Cross-Talk Between Intramolecular and Intermolecular Amino Acid Networks Orchestrates the Assembly of the Cholera Toxin B Pentamer via the Residue His94

Protein assembly is the mechanism of combining two or more protein chains. Living organisms to trigger biological activity often uses this mechanism. The cholera toxin B subunit pentamer (CtxB5), the binding moiety of CtxAB5, a member of the AB5 toxin family, is presented here as a model for studying protein assembly. Experimental results showed the importance of histidine residues in CtxB5 assembly. Nevertheless, the histidines are located outside the pentamer interfaces suggesting an indirect role. Gemini and Spectral-Pro, two network-based models developped in our team, were used in combination with in silico mutations produced with Fold X to investigate this question. All the residues of the pentamer interfaces, so-called hotspots, were identified and some appeared to be chemical neighbors of the His 94, making possible a propagation path of conformational changes from the His 94 to the interface to regulate the pentamer assembly. Mutations of the residues along intra-to-inter amino acid paths produce non additive mutational perturbations of the interface energy, indicating influences of His 94 on its hotspot neighbors to regulate the interface.
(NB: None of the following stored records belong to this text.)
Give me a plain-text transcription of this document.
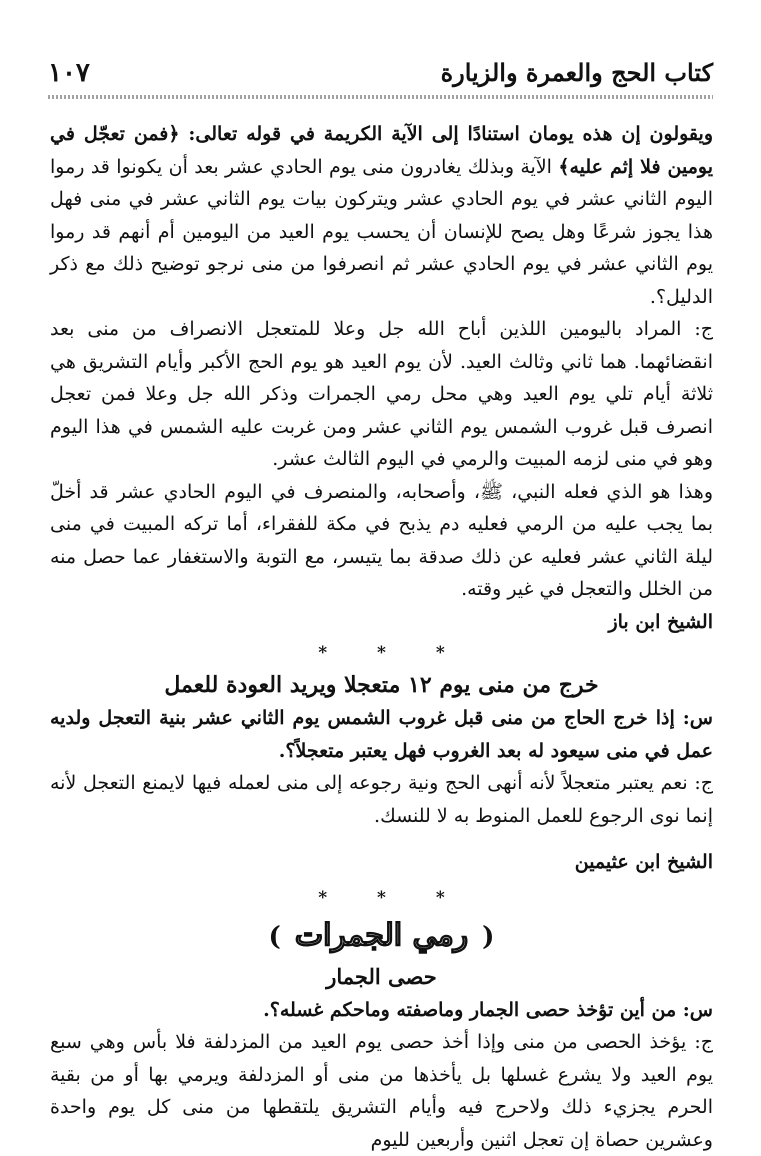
١٠٧	كتاب الحج والعمرة والزيارة

ويقولون إن هذه يومان استنادًا إلى الآية الكريمة في قوله تعالى: ﴿فمن تعجّل في يومين فلا إثم عليه﴾ الآية وبذلك يغادرون منى يوم الحادي عشر بعد أن يكونوا قد رموا اليوم الثاني عشر في يوم الحادي عشر ويتركون بيات يوم الثاني عشر في منى فهل هذا يجوز شرعًا وهل يصح للإنسان أن يحسب يوم العيد من اليومين أم أنهم قد رموا يوم الثاني عشر في يوم الحادي عشر ثم انصرفوا من منى نرجو توضيح ذلك مع ذكر الدليل؟.

ج: المراد باليومين اللذين أباح الله جل وعلا للمتعجل الانصراف من منى بعد انقضائهما. هما ثاني وثالث العيد. لأن يوم العيد هو يوم الحج الأكبر وأيام التشريق هي ثلاثة أيام تلي يوم العيد وهي محل رمي الجمرات وذكر الله جل وعلا فمن تعجل انصرف قبل غروب الشمس يوم الثاني عشر ومن غربت عليه الشمس في هذا اليوم وهو في منى لزمه المبيت والرمي في اليوم الثالث عشر.

وهذا هو الذي فعله النبي، ﷺ، وأصحابه، والمنصرف في اليوم الحادي عشر قد أخلّ بما يجب عليه من الرمي فعليه دم يذبح في مكة للفقراء، أما تركه المبيت في منى ليلة الثاني عشر فعليه عن ذلك صدقة بما يتيسر، مع التوبة والاستغفار عما حصل منه من الخلل والتعجل في غير وقته.

الشيخ ابن باز

* * *

خرج من منى يوم ١٢ متعجلا ويريد العودة للعمل

س: إذا خرج الحاج من منى قبل غروب الشمس يوم الثاني عشر بنية التعجل ولديه عمل في منى سيعود له بعد الغروب فهل يعتبر متعجلاً؟.

ج: نعم يعتبر متعجلاً لأنه أنهى الحج ونية رجوعه إلى منى لعمله فيها لايمنع التعجل لأنه إنما نوى الرجوع للعمل المنوط به لا للنسك.

الشيخ ابن عثيمين

* * *

(رمي الجمرات)

حصى الجمار

س: من أين تؤخذ حصى الجمار وماصفته وماحكم غسله؟.

ج: يؤخذ الحصى من منى وإذا أخذ حصى يوم العيد من المزدلفة فلا بأس وهي سبع يوم العيد ولا يشرع غسلها بل يأخذها من منى أو المزدلفة ويرمي بها أو من بقية الحرم يجزيء ذلك ولاحرج فيه وأيام التشريق يلتقطها من منى كل يوم واحدة وعشرين حصاة إن تعجل اثنين وأربعين لليوم
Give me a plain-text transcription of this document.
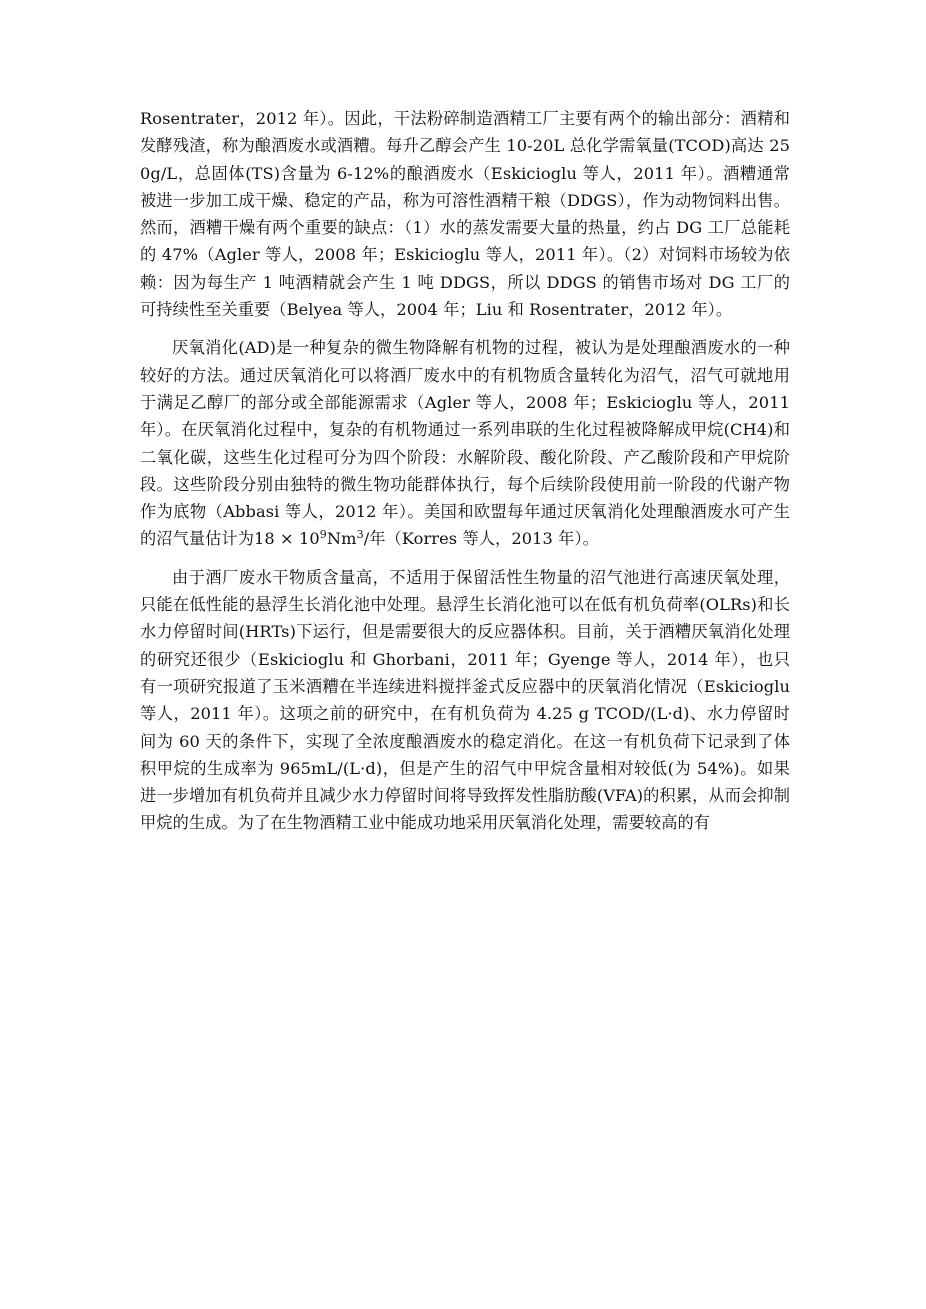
Rosentrater，2012 年）。因此，干法粉碎制造酒精工厂主要有两个的输出部分：酒精和发酵残渣，称为酿酒废水或酒糟。每升乙醇会产生 10-20L 总化学需氧量(TCOD)高达 250g/L，总固体(TS)含量为 6-12%的酿酒废水（Eskicioglu 等人，2011 年）。酒糟通常被进一步加工成干燥、稳定的产品，称为可溶性酒精干粮（DDGS），作为动物饲料出售。然而，酒糟干燥有两个重要的缺点：（1）水的蒸发需要大量的热量，约占 DG 工厂总能耗的 47%（Agler 等人，2008 年；Eskicioglu 等人，2011 年）。（2）对饲料市场较为依赖：因为每生产 1 吨酒精就会产生 1 吨 DDGS，所以 DDGS 的销售市场对 DG 工厂的可持续性至关重要（Belyea 等人，2004 年；Liu 和 Rosentrater，2012 年）。

厌氧消化(AD)是一种复杂的微生物降解有机物的过程，被认为是处理酿酒废水的一种较好的方法。通过厌氧消化可以将酒厂废水中的有机物质含量转化为沼气，沼气可就地用于满足乙醇厂的部分或全部能源需求（Agler 等人，2008 年；Eskicioglu 等人，2011 年）。在厌氧消化过程中，复杂的有机物通过一系列串联的生化过程被降解成甲烷(CH4)和二氧化碳，这些生化过程可分为四个阶段：水解阶段、酸化阶段、产乙酸阶段和产甲烷阶段。这些阶段分别由独特的微生物功能群体执行，每个后续阶段使用前一阶段的代谢产物作为底物（Abbasi 等人，2012 年）。美国和欧盟每年通过厌氧消化处理酿酒废水可产生的沼气量估计为$18 \times 10^9Nm^3/$年（Korres 等人，2013 年）。

由于酒厂废水干物质含量高，不适用于保留活性生物量的沼气池进行高速厌氧处理，只能在低性能的悬浮生长消化池中处理。悬浮生长消化池可以在低有机负荷率(OLRs)和长水力停留时间(HRTs)下运行，但是需要很大的反应器体积。目前，关于酒糟厌氧消化处理的研究还很少（Eskicioglu 和 Ghorbani，2011 年；Gyenge 等人，2014 年），也只有一项研究报道了玉米酒糟在半连续进料搅拌釜式反应器中的厌氧消化情况（Eskicioglu 等人，2011 年）。这项之前的研究中，在有机负荷为 4.25 g TCOD/(L·d)、水力停留时间为 60 天的条件下，实现了全浓度酿酒废水的稳定消化。在这一有机负荷下记录到了体积甲烷的生成率为 965mL/(L·d)，但是产生的沼气中甲烷含量相对较低(为 54%)。如果进一步增加有机负荷并且减少水力停留时间将导致挥发性脂肪酸(VFA)的积累，从而会抑制甲烷的生成。为了在生物酒精工业中能成功地采用厌氧消化处理，需要较高的有
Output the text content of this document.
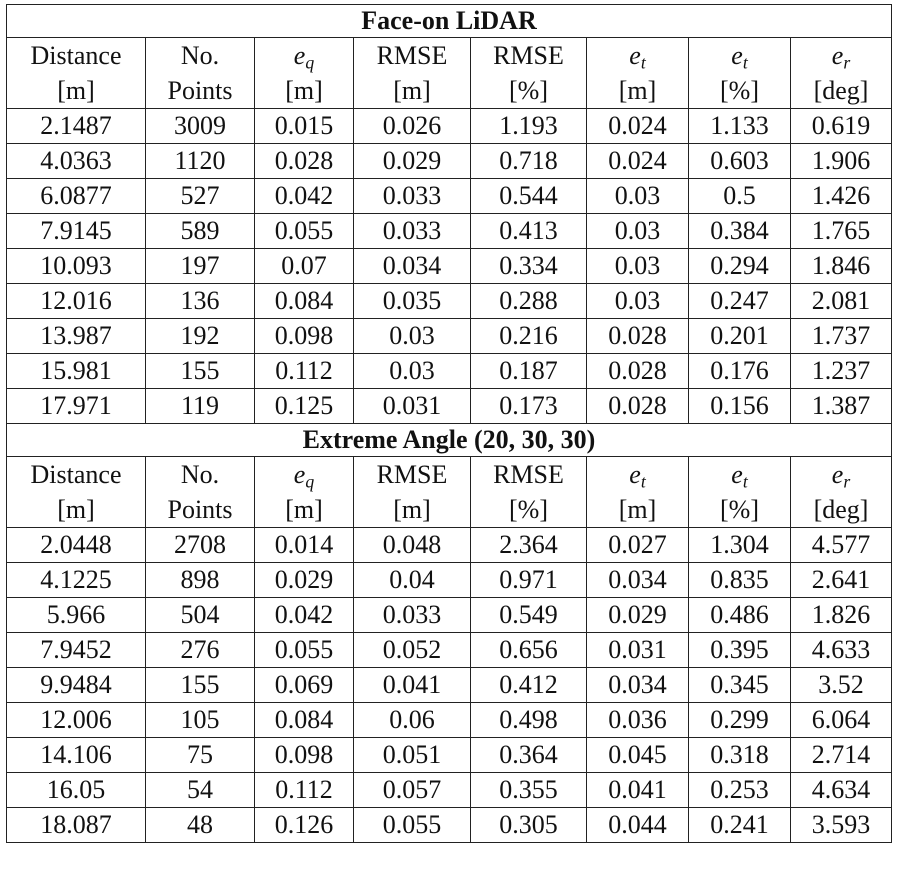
Face-on LiDAR							
Distance	No.	$e_q$	RMSE	RMSE	$e_t$	$e_t$	$e_r$
[m]	Points	[m]	[m]	[%]	[m]	[%]	[deg]
2.1487	3009	0.015	0.026	1.193	0.024	1.133	0.619
4.0363	1120	0.028	0.029	0.718	0.024	0.603	1.906
6.0877	527	0.042	0.033	0.544	0.03	0.5	1.426
7.9145	589	0.055	0.033	0.413	0.03	0.384	1.765
10.093	197	0.07	0.034	0.334	0.03	0.294	1.846
12.016	136	0.084	0.035	0.288	0.03	0.247	2.081
13.987	192	0.098	0.03	0.216	0.028	0.201	1.737
15.981	155	0.112	0.03	0.187	0.028	0.176	1.237
17.971	119	0.125	0.031	0.173	0.028	0.156	1.387
Extreme Angle (20, 30, 30)							
Distance	No.	$e_q$	RMSE	RMSE	$e_t$	$e_t$	$e_r$
[m]	Points	[m]	[m]	[%]	[m]	[%]	[deg]
2.0448	2708	0.014	0.048	2.364	0.027	1.304	4.577
4.1225	898	0.029	0.04	0.971	0.034	0.835	2.641
5.966	504	0.042	0.033	0.549	0.029	0.486	1.826
7.9452	276	0.055	0.052	0.656	0.031	0.395	4.633
9.9484	155	0.069	0.041	0.412	0.034	0.345	3.52
12.006	105	0.084	0.06	0.498	0.036	0.299	6.064
14.106	75	0.098	0.051	0.364	0.045	0.318	2.714
16.05	54	0.112	0.057	0.355	0.041	0.253	4.634
18.087	48	0.126	0.055	0.305	0.044	0.241	3.593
The role of intra-to-inter amino acid paths in regulating the pentamer interface was confirmed by applying similar approach to the heat labile toxin B pentamer (LTB5), which share 84% sequence identity, structural and functional similarity with CtxB5. Different intra-to-inter amino acid paths were identified for LTB5 consistently with the different assembly mechanisms followed by both toxin pentamers. These results open up avenues for understanding why these two toxins follow different assembly mechanisms.